Fig. 4. Non-canonical helical symmetry of the HRSV NC.

a Atomic model of the NC is filtered to 10 Å resolution and displayed as surface. Protomers in one asymetric unit are coloured dependent on their axial tilt following the colour code shown at the schematic underneath, the rest of the protomers are coloured in grey. b Protomers of the model in a are shown as sticks coloured dependent on the protomer axial tilt and numbered 1 to 35. c Plot showing the axial tilt (black), the radial position (grey) and the relative axial shift of each protomer.

Fig. 5. RNA accessibility and CTD-arm-mediated inter-turn interactions in the helical NC.

Cryo-EM map of the helical NC before further refinement of the asymmetric unit (EMD:17030) is shown in the middle, coloured as in Fig. 4 and as reminded in the schematic underneath the map, with protomers numbered as in Fig. 4. On the left, close-up views of two sets of opposing protomers from two successive helical turns are shown to illustrate the difference in the RNA accessibility, with the cryo-EM density in transparent grey and the atomic model represented as a ribbon and coloured as in Fig. 1. On the top right, a similarly-coloured view of the inter-turn interaction is shown to highlight the densities corresponding to the CTD-arm, with a corresponding two-protomer close-up underneath. RNA is in black.

Fig. 6. Canonical helical NCs and stacked assemblies formed by the N1-370 mutant.

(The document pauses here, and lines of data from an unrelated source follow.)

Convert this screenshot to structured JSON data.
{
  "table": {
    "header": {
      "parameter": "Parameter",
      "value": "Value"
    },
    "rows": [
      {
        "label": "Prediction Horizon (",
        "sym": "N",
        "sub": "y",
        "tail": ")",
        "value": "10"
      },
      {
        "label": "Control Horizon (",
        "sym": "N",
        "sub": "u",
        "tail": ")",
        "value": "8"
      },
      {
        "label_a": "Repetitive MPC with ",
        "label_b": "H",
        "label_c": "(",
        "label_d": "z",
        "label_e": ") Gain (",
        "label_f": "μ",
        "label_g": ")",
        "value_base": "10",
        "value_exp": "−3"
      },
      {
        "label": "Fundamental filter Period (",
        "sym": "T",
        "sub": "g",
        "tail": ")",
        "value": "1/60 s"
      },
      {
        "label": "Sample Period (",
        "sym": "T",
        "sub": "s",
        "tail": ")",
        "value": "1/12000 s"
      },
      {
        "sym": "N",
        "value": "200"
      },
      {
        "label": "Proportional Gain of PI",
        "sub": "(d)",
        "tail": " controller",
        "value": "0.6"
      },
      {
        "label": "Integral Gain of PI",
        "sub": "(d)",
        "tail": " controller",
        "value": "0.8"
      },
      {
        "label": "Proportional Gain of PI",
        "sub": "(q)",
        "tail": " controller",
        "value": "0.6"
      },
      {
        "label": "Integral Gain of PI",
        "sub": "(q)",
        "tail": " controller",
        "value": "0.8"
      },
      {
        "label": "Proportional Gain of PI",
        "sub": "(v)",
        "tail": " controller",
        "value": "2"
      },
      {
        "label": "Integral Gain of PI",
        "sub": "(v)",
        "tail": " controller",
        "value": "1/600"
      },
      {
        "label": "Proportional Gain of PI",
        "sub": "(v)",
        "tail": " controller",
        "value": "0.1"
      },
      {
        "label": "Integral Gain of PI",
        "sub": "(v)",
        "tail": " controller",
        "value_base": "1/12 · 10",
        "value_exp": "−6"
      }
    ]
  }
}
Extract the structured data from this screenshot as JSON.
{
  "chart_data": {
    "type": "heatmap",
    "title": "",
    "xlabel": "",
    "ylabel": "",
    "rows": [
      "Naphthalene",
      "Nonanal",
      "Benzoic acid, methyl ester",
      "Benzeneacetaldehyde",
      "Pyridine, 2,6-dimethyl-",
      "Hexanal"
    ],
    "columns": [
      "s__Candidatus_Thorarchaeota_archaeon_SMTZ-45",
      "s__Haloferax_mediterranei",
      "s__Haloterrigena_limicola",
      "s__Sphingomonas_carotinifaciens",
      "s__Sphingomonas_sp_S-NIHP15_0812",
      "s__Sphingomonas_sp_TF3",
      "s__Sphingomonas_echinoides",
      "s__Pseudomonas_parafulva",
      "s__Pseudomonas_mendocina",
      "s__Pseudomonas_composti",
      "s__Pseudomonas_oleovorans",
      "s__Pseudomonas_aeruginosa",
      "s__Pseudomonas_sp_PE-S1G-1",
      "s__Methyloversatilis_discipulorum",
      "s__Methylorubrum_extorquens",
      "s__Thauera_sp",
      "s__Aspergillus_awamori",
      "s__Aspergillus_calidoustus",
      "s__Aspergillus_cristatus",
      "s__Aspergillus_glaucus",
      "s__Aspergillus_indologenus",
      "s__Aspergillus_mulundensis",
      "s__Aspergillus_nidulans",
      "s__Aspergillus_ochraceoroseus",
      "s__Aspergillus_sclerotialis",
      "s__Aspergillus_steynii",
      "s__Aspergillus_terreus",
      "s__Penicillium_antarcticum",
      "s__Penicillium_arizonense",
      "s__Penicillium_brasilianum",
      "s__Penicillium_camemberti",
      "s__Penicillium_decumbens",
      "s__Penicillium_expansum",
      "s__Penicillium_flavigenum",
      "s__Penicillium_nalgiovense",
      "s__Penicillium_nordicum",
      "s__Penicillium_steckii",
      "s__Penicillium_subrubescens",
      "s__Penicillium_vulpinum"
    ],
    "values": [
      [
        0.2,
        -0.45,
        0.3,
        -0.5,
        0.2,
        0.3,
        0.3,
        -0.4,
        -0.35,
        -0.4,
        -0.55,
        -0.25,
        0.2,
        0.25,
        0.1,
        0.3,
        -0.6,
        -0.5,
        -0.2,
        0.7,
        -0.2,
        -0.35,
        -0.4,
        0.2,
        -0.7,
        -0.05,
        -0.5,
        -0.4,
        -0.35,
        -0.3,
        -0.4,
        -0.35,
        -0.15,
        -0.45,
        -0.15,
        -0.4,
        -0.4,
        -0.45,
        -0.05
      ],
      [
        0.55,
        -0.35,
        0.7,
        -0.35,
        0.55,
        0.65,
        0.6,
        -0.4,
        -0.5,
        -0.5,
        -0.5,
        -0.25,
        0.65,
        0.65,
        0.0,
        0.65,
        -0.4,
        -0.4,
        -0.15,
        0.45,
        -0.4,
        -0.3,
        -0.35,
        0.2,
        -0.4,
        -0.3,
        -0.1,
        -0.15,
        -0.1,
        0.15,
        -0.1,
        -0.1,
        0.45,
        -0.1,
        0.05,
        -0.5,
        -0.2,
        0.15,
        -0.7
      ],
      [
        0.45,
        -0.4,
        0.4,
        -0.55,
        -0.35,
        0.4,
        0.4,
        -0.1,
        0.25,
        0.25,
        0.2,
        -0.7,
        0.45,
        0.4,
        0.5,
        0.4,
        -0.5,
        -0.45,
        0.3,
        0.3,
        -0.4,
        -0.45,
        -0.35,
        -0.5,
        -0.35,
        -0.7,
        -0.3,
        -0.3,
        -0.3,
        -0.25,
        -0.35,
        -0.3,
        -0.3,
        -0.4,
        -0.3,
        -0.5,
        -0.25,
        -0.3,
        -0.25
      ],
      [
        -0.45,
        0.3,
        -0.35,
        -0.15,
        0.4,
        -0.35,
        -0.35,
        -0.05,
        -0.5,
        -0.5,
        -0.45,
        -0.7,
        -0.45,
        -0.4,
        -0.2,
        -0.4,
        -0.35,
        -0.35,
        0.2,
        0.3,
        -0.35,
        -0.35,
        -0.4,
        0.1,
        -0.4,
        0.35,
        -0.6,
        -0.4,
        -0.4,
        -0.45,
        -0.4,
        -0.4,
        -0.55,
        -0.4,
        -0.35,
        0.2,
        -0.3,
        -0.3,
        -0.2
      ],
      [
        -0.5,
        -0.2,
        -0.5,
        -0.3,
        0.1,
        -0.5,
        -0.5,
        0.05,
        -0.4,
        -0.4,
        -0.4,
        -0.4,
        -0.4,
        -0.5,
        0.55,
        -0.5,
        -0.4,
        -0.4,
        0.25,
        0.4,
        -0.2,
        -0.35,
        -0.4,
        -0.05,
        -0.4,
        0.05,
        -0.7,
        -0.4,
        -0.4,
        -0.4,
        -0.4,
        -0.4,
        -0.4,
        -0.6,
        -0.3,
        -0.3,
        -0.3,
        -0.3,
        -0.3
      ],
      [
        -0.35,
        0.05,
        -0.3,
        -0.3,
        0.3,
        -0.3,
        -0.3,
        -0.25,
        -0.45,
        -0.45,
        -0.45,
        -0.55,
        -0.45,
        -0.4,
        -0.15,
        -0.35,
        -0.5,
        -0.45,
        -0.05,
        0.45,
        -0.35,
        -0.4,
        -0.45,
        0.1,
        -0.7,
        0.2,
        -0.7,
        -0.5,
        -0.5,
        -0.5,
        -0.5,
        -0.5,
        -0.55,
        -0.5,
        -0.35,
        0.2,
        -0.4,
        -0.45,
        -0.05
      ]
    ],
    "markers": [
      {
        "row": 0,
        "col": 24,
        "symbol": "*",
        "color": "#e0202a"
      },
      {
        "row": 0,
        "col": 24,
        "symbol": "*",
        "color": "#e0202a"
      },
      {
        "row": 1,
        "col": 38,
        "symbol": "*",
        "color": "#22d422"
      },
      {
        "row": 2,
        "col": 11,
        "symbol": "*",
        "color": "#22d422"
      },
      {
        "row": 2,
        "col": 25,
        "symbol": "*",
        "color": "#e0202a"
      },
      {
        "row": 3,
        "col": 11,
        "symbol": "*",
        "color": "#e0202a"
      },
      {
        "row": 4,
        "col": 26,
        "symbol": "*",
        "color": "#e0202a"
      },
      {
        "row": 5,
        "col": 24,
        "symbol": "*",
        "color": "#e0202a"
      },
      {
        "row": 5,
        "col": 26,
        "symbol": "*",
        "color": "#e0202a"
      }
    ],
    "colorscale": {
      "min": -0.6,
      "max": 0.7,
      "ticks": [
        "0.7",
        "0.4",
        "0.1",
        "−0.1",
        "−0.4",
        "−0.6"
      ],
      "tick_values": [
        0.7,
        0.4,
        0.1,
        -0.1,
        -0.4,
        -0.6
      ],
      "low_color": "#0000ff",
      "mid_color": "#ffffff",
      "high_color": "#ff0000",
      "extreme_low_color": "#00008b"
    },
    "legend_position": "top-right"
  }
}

a A representative micrograph of the N1-370 NCs featuring mostly helical NCs and rings, scale bar 200 Å. 6312 micrographs were selected for processing. b Cryo-EM map of the canonical N1-370 helical NC (EMD:17034), with one protomer coloured as in Fig. 1, scale bar 50 Å. c Close-up view of protomers from two successive helical turns are shown to illustrate the position of the CTD-arm and the absence of inter-turn interactions, with the cryo-EM map in transparent grey and the atomic model represented as a ribbon and coloured as in Fig. 1. d A representative micrograph of the N1-370 NCs featuring helical NCs, stacks and rings, scale bar 200 Å. 6312 micrographs were selected for further processing. e Cryo-EM map of the N1-370 stack (EMD:17038), with one protomer coloured as in Fig. 1, scale bar 50 Å. f Close-up of the cryo-EM map of the N1-370 stack and the atomic model highlighting the NTD-NTD interactions (similar to the ones in the N₁₀ double ring shown in Fig. 3c). g Alignment of the atomic models of the N₁₀ double ring and the N1-370 stack illustrating the difference in the orientation of the CTD-arms. One protomer of the N₁₀ double ring is shown in the bottom-right and coloured in orange, 4 protomers of the N1-370 stack are shown and coloured in beige, with the CTD-arms in yellow. RNA is in black. h Close-up of the atomic model of the N1-370 stack highlighting the CTD-CTD interactions. i Alignement of N protomers of the N₁₀ double ring (orange), the N1-370 stack (beige) and the HMPV N⁰P crystal structure (N⁰ in blue and P1-28 in brown) (PDB: 5FVD). Positions of the CTD-arms are indicated.